Mungkin cukup banyak yang belum pernah mendengar bahwa Abu Nawas pun pernah memiliki “taksi” dalam bentuk seekor keledai yang biasanya dia sewakan untuk mengangkut manusia atau barang.

Suatu kali seseorang yang tidak dikenalnya menyewa keledai Abu Nawas untuk perjalanan yang cukup jauh. Setelah terdapat kesepakatan mengenai harga, Abu Nawas teringat tentang kemungkinan bahwa keledainya itu bisa-bisa tidak dikembalikan kepadanya setelah sampai di tujuan. Ia memutuskan untuk ikut mengantarkan penyewa keledai tersebut.
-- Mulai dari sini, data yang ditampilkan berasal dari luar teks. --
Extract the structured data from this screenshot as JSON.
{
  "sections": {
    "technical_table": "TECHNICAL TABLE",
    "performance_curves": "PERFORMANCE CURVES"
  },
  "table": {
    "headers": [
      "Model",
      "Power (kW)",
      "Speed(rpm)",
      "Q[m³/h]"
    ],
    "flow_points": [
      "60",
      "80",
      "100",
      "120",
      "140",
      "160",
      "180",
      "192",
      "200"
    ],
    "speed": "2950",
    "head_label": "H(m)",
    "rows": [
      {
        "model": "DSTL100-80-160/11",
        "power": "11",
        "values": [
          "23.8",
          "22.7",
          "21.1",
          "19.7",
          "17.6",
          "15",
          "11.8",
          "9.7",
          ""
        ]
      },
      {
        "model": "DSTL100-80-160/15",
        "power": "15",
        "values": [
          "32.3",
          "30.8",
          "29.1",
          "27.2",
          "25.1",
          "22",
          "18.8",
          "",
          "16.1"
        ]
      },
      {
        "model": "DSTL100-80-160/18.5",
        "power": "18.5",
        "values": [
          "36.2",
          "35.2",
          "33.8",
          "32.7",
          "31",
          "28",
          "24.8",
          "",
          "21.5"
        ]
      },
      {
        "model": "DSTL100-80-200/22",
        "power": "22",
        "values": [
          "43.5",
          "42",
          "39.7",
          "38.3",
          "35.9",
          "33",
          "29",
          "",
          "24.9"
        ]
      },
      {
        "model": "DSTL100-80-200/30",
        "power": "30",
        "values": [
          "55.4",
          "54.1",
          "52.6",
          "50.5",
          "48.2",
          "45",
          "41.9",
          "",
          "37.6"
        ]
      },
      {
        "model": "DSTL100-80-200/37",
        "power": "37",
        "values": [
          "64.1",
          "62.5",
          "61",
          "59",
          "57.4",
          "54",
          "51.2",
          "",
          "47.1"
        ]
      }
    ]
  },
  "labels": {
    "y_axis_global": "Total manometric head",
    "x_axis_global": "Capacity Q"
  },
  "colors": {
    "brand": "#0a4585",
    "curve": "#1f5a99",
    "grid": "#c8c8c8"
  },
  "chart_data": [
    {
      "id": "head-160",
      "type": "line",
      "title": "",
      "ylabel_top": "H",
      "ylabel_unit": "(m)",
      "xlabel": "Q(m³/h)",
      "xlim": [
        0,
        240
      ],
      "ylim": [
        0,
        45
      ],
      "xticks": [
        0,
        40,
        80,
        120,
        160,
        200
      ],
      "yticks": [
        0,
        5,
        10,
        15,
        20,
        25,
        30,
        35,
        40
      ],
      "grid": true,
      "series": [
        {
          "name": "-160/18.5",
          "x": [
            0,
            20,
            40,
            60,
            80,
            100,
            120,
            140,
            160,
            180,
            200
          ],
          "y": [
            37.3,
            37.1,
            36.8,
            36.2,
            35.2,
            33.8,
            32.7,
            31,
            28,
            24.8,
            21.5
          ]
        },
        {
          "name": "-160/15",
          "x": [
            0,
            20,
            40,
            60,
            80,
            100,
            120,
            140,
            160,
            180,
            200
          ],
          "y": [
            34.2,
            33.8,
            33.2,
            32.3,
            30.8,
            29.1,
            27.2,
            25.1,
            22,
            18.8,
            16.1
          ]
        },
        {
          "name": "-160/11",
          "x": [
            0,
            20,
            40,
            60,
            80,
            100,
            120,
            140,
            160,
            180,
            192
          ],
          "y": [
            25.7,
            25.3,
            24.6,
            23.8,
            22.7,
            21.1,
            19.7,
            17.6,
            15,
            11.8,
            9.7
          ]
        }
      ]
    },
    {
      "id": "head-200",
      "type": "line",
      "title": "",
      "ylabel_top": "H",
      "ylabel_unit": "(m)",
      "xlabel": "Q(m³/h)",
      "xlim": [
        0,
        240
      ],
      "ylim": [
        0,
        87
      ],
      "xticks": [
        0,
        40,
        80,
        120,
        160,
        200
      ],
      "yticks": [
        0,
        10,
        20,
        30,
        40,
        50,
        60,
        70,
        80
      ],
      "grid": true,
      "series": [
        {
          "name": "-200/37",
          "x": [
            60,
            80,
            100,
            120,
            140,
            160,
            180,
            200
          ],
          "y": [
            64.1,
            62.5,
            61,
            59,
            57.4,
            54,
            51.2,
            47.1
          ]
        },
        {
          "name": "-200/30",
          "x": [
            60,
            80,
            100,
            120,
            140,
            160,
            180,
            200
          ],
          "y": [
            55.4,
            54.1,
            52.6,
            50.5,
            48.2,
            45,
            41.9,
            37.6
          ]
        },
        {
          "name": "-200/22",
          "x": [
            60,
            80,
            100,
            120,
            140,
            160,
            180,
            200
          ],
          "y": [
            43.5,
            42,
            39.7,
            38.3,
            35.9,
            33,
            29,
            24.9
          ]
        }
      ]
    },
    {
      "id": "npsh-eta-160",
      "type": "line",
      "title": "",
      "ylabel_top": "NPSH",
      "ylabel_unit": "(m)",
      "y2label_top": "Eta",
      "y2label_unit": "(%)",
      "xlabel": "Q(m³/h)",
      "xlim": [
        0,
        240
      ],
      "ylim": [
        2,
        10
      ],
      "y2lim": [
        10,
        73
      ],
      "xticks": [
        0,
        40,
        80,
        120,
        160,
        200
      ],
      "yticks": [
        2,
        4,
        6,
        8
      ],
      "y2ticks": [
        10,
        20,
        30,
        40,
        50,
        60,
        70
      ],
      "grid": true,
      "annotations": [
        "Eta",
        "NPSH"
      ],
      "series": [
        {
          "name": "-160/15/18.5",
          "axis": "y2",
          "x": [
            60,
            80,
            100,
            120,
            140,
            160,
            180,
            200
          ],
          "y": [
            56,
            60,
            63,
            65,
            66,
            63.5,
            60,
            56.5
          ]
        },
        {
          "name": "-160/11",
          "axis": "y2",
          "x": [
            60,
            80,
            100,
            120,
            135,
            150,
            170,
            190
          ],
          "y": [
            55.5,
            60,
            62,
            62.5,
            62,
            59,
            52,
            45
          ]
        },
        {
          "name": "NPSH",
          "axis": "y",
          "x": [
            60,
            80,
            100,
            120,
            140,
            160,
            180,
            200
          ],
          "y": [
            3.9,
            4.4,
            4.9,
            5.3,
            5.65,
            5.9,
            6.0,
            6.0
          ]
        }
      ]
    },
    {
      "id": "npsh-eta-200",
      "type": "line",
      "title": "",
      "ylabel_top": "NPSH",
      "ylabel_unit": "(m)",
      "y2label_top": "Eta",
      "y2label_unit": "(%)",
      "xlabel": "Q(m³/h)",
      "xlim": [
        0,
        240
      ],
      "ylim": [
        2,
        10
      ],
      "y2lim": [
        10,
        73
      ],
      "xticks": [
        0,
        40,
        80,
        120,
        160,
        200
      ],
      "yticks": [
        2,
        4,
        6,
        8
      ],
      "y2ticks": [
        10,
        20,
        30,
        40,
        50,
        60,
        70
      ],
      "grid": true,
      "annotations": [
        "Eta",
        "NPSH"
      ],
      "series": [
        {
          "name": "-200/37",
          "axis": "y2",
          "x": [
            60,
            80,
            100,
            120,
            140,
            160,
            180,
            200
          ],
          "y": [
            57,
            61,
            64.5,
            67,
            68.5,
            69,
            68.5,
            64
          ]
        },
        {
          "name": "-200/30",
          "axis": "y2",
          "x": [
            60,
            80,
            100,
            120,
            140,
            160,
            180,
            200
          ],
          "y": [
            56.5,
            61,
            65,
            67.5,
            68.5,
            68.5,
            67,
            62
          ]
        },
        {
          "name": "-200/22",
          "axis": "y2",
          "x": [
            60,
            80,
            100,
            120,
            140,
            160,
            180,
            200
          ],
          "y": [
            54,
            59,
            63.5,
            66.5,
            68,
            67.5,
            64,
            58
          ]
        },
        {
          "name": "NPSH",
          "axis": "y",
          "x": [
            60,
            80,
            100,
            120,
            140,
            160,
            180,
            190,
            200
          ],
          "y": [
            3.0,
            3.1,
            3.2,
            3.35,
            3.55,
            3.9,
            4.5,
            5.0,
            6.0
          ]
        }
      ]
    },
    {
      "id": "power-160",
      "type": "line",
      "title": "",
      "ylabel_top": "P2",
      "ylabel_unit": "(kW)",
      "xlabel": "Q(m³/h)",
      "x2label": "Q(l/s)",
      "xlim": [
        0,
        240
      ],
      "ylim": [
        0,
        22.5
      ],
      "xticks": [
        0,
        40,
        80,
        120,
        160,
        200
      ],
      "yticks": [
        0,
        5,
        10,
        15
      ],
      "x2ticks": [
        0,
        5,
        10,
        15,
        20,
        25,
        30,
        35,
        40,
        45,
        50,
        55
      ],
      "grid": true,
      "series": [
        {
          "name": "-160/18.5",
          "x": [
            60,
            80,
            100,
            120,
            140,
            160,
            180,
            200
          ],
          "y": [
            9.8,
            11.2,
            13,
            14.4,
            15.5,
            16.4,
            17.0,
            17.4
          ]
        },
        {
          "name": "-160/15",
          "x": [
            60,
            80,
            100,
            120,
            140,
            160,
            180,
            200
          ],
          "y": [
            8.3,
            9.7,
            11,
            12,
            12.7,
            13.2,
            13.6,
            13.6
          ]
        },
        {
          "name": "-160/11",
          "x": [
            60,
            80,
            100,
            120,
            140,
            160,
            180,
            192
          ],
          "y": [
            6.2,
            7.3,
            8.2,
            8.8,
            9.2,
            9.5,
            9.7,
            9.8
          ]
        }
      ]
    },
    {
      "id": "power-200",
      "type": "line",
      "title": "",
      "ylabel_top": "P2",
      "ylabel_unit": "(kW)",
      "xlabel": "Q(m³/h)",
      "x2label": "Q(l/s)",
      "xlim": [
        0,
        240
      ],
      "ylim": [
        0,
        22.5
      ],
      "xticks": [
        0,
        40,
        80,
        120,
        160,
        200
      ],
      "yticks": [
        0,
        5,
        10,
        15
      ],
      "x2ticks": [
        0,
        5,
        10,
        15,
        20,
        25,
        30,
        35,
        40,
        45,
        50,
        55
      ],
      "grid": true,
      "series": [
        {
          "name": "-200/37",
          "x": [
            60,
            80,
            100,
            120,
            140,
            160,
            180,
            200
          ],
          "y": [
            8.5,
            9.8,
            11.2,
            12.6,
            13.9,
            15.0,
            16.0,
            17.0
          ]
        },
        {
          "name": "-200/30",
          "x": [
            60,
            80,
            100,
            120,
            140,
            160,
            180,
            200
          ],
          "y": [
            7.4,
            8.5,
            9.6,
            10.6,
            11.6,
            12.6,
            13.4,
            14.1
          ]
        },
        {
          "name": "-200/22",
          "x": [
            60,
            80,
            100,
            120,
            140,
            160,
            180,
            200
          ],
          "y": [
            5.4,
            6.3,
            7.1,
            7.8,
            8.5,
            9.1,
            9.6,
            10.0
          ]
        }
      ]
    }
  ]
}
Sesampainya di paruh perjalanan, mereka berdua pun kepanasan karena teriknya sinar matahari di puncak tengah hari. Akhirnya, mereka pun bersepakat untuk istirahat sejenak. Abu Nawas menambat keledainya di batu di pinggir jalan dan duduk dalam bayangan sang keledai guna menghindari panas matahari Irak yang begitu menyengat. Ketika penyewa keledai hendak duduk menyertainya dalam bayangan keledai, Abu Nawas berkeberatan. Katanya, “Anda hanya menyewa keledai saya, bukan beserta bayangannya!”

Mungkin diperlukan keahlian hukum seorang pokrol bambu untuk menuntaskan perkara ini.